# Pentium (R) dual core E6700 3.2 ghz overclock



## Sumaher4 (Feb 3, 2011)

I would like to know how far could i overclock my cpu , and when i do will this cpu Last for new games ? I dont remember my motherboard but i know its asus and it allows overcloking . I've been in the bios menu and saw it there. PLZ HELP . And the cpu fan , idk what company is it made from but it has a huge plus sign on top . Idk if it will be good a good protector from heat problems.


----------



## Sumaher4 (Feb 3, 2011)

Oh and also idk if it helps , i have 600 psu .


----------



## Tyree (May 10, 2009)

There is no set OC value for any PC.
PC Specs?
Prebuilt- Brand Name & Model Number
Custom Build- Brand & Model of Mobo-CPU-RAM-Graphics-PSU


----------



## Sumaher4 (Feb 3, 2011)

MB - Asus P5G41C-M LX 
Prebuilt - Ankermmann PC germany 
CPU - Pentium (R) dual core E6700 @ 3.2GHZ
RAM - 4gb 1333mhz
PSU - 600w 
GFX - Nvidia 9500 gt ( overclocked it a little bit with youtube help)

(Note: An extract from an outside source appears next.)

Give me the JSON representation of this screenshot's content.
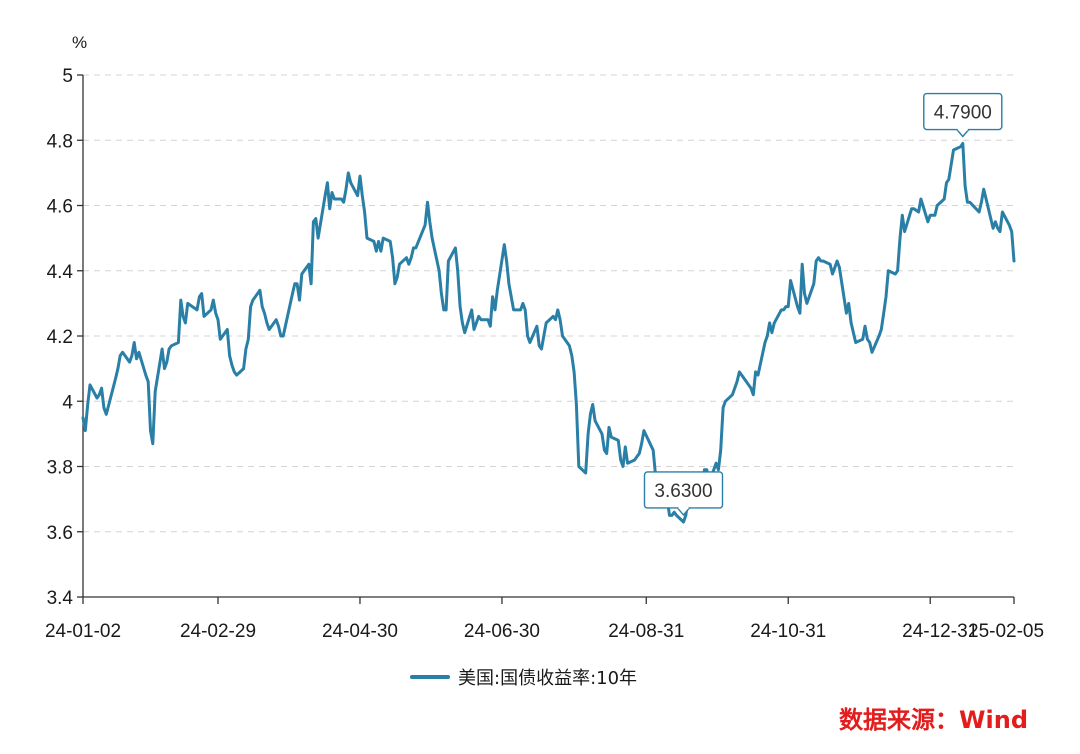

P.S if the cpu fan is very important i will try to post a pic of it cause idk if the fan is the cpu's one or a costume installed.


----------



## Tyree (May 10, 2009)

Brand of the 600W PSU?


----------



## Sumaher4 (Feb 3, 2011)

Now theres the psu it doesnt say anything else and if u look at the fan. , in the pic its spinning the white logo is a plus idk what brand is it , if it is reliable


----------



## Tyree (May 10, 2009)

I would suggest getting a better quality PSU before attempting any OC'ing.
The Memory Standards for that Mobo are DDR3 1333(O.C.)/1066/800 DDR2 1066 (O.C.)/800/667
Note that 1333MHz RAM has to be OC'd to reach it's rated speed with that Mobo.


----------